(BIVN) – The Office of Hawaiian Affairs on Thursday heard all about the disputed ownership of the Mauna Kea Access Road.
Edward Halealoha Ayau testified during the OHA Board of Trustees meeting in Hilo, and explained how – no matter what the state says – the access road that ascends the mountain over Hawaiian Home Lands is not under the jurisdiction of the State Department of Transportation. Ayau says its a matter of law.
On August 30, the Department of the Attorney General opined that the Mauna Kea Access Road “is under the control and jurisdiction of DOT,” which has controlled and maintained the road since it became part of the state highways system in 2018.

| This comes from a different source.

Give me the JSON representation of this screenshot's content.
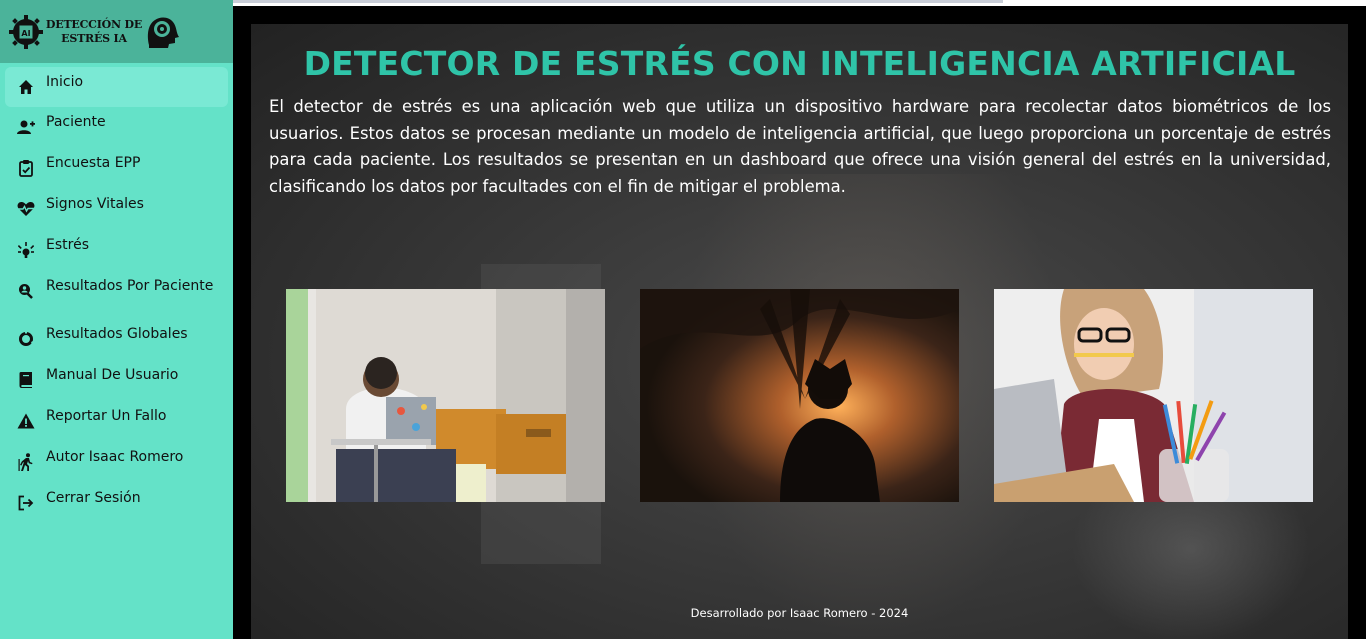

The issue of jurisdiction became an issue when the standoff over the Thirty Meter Telescope heated up in July, and the Mauna Kea Access Road was closed by the state to make way for TMT construction crews. Opponents of the TMT project, however, took control of road before the heavy machinery could be moved. Law enforcement has thus far been unable to clear the road.
An August 14th State Senate Hawaiian Affairs Committee meeting inflamed the debate, especially when Hilo State Senator Kai Kahele questioned the validity of the state’s jurisdiction claims.
The state says Act 14 (1995) resolved all claims concerning the use of Hawaiian home lands for public roads and highways built before and after statehood. However, Kahele – and Ayau – say certain conditions of the settlement were never met, and that the deal is therefore void.
Ayau has already given the state notice that he and three other beneficiaries intend to sue over the alleged breach of trust relating to the disputed road.
The other parties who signed the notice of intent are Pualani Kanakaʻole Kanahele, Samuel Kaleikoa Ka’eo, and Keliʻi “Skippy” Ioane.